Pick one task. Start this week.

The tools are already here and they are PHI-safe. The fastest way to learn is to point one at a piece of real work and watch what it does.

What to remember
  • Agentic AI works with you. It plans, acts, checks, and repeats, instead of just answering.
  • Use UCSF's PHI-safe tools. ChatGPT Enterprise and the Versa API keep data protected and out of training.
  • Treat every output as a draft. Polished does not mean correct. Verify against the source.
  • The harness beats the prompt.

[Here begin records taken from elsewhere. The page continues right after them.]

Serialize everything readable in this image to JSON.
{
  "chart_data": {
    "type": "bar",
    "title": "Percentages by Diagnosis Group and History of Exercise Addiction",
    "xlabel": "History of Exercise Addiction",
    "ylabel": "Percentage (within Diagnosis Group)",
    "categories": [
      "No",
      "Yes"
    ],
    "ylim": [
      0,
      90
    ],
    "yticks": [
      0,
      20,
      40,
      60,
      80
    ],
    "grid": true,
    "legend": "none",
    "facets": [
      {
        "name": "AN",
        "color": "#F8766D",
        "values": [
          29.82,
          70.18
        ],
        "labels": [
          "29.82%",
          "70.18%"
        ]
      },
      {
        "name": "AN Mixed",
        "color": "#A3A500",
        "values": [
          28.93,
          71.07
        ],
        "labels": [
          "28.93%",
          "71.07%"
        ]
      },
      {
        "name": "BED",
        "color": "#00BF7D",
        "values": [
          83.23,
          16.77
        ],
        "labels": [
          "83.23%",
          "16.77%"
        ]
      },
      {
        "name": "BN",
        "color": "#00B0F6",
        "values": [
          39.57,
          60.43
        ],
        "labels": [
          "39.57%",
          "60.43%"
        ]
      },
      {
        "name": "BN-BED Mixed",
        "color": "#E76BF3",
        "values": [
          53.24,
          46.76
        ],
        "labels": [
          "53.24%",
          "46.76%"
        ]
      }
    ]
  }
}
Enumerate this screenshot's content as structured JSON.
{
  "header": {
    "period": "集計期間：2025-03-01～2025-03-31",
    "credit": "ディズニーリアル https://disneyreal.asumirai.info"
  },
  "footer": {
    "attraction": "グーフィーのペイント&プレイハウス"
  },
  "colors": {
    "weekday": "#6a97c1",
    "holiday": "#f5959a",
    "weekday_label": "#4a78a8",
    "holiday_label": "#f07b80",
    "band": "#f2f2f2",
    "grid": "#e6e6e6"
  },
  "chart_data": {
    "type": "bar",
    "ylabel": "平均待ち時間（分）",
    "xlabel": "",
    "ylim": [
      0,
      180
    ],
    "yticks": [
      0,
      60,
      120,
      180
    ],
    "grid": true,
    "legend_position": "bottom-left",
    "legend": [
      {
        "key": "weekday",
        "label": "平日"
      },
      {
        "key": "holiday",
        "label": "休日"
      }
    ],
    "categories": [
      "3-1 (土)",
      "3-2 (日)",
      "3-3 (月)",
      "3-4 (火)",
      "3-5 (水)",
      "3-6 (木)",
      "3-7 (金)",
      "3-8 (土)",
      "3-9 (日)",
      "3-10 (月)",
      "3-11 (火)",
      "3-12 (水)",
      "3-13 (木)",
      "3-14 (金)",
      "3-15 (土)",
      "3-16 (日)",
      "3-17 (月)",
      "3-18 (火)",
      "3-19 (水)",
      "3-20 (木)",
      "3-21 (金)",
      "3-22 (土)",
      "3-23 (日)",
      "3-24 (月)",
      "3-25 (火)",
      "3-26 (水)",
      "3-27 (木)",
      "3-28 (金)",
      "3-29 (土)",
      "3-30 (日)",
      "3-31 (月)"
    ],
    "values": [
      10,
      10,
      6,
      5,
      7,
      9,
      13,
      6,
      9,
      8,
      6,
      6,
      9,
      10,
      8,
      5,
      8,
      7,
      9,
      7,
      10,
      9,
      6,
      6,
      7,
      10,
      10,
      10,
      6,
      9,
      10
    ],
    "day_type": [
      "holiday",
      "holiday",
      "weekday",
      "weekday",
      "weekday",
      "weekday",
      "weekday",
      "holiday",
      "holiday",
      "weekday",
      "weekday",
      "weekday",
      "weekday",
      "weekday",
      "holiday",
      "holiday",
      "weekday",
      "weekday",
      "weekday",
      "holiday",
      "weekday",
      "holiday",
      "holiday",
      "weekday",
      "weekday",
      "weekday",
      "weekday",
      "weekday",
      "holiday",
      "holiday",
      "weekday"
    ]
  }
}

Tools, loops, and connectors are where the real gains come from.
  • Skills capture how you work. Encode your process once, reuse it the same way every time.
Start this week
  1. Request access to ChatGPT Enterprise and UCSF Versa.
  2. Pick one repetitive task you already do often.
  3. Ask the agent to plan first, then approve before it runs.
  4. Keep PHI on Enterprise or Versa only, never consumer ChatGPT.
  5. Check the result against the original data before you trust it.